Rafael González Jiménez
Ya lo dijo nuestro presidente: es necesario incrementar el consumo para salir de la crisis. Hace unos días el Fondo Monetario Internacional (FMI) ha repetido la misma cantinela. ¡Pues mire usted qué bien! Ya tenemos la receta consensuada entre los principales capitostes occidentales de la política y las finanzas para reactivar la economía mundial y reflotar un capitalismo bastante tocado del ala (bueno, a no ser que al señor Aznar, que en estos días anda diciendo que tiene la verdadera solución para superar la crisis dichosa, se le ocurra algo más interesante, ¡Dios nos asista!). Claro que la receta tiene una pequeña dificultad práctica: que los índices de consumo y de paro no son directa… ¡sino inversamente proporcionales! Y que animar a consumir alegremente a quien con dificultad puede comer cada día –por ejemplo ese más de un millón de familias con todos sus miembros desempleados- no sólo es una frivolidad, sino una verdadera indecencia.

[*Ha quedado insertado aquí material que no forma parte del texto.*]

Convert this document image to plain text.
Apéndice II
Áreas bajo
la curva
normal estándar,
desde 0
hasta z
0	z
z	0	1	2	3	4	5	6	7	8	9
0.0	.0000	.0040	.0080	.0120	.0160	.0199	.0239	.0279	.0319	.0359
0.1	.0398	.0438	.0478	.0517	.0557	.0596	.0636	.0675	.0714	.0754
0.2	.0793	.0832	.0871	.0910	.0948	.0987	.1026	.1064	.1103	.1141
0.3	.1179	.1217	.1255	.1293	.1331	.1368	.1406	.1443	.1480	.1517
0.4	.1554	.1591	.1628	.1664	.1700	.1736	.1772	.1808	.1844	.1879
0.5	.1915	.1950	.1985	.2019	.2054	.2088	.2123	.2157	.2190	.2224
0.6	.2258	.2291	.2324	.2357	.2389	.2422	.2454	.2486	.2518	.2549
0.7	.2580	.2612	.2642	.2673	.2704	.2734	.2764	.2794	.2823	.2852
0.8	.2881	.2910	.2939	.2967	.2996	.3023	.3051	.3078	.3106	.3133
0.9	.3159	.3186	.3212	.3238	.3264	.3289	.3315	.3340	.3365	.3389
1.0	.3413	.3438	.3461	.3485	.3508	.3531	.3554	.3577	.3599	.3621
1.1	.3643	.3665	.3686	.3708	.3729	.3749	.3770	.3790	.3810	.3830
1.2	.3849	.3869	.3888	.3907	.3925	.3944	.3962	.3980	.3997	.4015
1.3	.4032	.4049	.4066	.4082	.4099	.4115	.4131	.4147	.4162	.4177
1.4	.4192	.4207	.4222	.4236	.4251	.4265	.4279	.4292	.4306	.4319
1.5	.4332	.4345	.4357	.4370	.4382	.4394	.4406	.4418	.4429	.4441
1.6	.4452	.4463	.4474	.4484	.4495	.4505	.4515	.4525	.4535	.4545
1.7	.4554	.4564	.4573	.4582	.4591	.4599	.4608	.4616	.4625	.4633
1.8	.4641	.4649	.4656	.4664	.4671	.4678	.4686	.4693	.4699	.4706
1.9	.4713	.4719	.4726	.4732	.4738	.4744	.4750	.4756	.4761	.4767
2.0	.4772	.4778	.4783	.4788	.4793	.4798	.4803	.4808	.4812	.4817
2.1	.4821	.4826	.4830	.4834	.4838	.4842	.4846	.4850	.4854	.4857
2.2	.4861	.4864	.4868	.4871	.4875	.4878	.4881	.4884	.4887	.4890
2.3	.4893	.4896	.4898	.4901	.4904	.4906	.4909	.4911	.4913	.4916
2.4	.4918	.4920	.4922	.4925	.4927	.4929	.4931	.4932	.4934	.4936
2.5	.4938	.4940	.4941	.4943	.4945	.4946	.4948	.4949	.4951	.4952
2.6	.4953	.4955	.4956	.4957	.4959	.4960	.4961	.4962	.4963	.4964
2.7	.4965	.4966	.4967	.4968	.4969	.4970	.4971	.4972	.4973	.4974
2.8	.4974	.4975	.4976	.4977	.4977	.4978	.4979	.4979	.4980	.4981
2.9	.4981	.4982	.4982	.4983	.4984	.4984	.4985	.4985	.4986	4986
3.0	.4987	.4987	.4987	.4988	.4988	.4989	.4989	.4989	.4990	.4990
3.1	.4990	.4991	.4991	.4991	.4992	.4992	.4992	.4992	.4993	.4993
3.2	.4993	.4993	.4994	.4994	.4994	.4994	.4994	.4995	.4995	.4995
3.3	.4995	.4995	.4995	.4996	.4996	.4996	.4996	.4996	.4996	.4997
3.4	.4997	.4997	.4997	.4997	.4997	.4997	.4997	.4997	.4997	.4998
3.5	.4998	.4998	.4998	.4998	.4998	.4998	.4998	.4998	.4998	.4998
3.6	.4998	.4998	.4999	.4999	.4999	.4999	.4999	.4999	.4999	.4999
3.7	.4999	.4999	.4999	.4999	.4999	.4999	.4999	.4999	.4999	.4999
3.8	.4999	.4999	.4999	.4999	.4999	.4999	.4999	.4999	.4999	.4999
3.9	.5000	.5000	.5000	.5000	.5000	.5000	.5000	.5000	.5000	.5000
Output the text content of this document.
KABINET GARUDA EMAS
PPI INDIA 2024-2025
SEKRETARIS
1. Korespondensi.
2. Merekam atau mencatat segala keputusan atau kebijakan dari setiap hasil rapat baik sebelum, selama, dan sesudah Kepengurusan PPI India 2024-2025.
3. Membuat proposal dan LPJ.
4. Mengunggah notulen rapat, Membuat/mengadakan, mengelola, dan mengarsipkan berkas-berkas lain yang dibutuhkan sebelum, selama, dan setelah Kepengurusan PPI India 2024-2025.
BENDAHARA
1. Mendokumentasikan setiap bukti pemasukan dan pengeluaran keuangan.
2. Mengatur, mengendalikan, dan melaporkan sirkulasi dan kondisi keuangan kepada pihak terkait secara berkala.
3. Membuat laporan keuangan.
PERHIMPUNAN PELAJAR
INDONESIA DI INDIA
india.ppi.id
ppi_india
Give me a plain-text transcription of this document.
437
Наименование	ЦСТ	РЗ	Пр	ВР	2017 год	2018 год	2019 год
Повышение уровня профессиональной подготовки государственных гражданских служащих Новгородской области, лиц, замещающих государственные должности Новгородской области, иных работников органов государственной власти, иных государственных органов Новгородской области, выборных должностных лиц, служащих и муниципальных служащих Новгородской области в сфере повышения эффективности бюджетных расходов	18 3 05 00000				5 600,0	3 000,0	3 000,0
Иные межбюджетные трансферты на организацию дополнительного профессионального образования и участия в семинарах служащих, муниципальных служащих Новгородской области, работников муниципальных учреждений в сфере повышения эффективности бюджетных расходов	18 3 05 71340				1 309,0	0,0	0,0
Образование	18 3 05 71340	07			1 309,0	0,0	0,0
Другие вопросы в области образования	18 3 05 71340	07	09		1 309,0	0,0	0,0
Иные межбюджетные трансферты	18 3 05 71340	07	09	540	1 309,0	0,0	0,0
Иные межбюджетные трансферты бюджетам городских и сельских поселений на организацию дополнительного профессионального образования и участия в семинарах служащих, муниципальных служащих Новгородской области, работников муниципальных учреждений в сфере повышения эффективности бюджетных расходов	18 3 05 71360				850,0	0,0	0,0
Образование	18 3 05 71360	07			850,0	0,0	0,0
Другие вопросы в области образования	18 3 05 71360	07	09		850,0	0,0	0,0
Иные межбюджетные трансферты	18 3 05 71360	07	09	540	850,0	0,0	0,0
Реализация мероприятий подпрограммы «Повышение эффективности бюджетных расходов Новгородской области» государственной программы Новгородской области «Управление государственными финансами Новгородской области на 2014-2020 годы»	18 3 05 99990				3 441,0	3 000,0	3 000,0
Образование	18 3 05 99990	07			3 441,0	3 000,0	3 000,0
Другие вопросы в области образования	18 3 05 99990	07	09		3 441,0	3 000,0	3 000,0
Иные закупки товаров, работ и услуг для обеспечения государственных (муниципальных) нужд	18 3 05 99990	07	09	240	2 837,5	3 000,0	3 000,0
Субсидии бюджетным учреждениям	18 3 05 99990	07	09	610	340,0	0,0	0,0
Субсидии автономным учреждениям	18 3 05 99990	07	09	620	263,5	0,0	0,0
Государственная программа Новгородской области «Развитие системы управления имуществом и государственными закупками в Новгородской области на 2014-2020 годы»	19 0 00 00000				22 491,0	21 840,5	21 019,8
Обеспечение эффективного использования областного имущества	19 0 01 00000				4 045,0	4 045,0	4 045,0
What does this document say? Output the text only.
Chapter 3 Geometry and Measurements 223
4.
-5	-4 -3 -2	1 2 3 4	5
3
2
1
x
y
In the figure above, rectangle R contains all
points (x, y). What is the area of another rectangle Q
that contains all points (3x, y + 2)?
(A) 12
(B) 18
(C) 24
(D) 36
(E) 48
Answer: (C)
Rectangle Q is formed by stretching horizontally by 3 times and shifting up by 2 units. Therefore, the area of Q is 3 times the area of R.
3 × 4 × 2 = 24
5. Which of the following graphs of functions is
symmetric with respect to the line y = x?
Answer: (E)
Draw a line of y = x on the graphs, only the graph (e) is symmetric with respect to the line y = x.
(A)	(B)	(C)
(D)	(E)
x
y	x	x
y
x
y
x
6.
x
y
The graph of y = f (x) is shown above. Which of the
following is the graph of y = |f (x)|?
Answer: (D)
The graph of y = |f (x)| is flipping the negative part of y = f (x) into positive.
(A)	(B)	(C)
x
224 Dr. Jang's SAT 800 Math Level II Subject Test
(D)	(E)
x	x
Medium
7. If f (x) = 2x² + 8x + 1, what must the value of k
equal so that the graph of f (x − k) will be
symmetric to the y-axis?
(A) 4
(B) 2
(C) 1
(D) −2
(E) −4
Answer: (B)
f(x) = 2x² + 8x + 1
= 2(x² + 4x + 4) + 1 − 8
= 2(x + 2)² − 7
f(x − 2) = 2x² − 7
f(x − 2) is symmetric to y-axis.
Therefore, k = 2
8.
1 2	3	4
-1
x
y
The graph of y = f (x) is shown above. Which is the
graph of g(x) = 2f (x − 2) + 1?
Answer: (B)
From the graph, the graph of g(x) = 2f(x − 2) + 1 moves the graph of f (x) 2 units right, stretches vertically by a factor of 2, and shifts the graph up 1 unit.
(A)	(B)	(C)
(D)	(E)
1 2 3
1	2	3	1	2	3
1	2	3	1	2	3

Eso a nivel doméstico; porque si nos situamos en una perspectiva global (¿no estamos en la globalización, en la interdependencia, en la chorrada esa de la mariposa que moviendo sus alas en Japón provoca un tornado en California…, etc.?) la cosa tiene más bemoles. A ver si no: todos sabemos que la crisis es, además de financiera, también energética, ecológica, alimentaria, de recursos naturales básicos… Vamos, que la cosa no se sostiene por ningún lado. Tengamos en cuenta que vivimos en un planeta cuya población se ha visto triplicada en el último siglo; que esta población se divide, de forma perversa, injusta e irracional, en un 20% que derrocha y un 80% que carece de lo imprescindible -es decir, de un 20% que domina y pisotea y un 80% que se siente dominado y pisoteado- siendo esta la razón fundamental de guerras, tensiones, catástrofes ecológicas, movimientos migratorios descontrolados y el largo etcétera de males que vienen aquejando al mundo a lo largo de toda su historia pero que se han ido incrementando en los últimos tiempos. Actualmente estamos asistiendo, además, a la emergencia de pueblos tradicionalmente deprimidos (China, India y Brasil, precisamente los más poblados de la Tierra , serían los casos más señalados) que se van incorporando poco a poco a los patrones de consumo del mundo rico… ¡Y a ver quién les niega ese derecho!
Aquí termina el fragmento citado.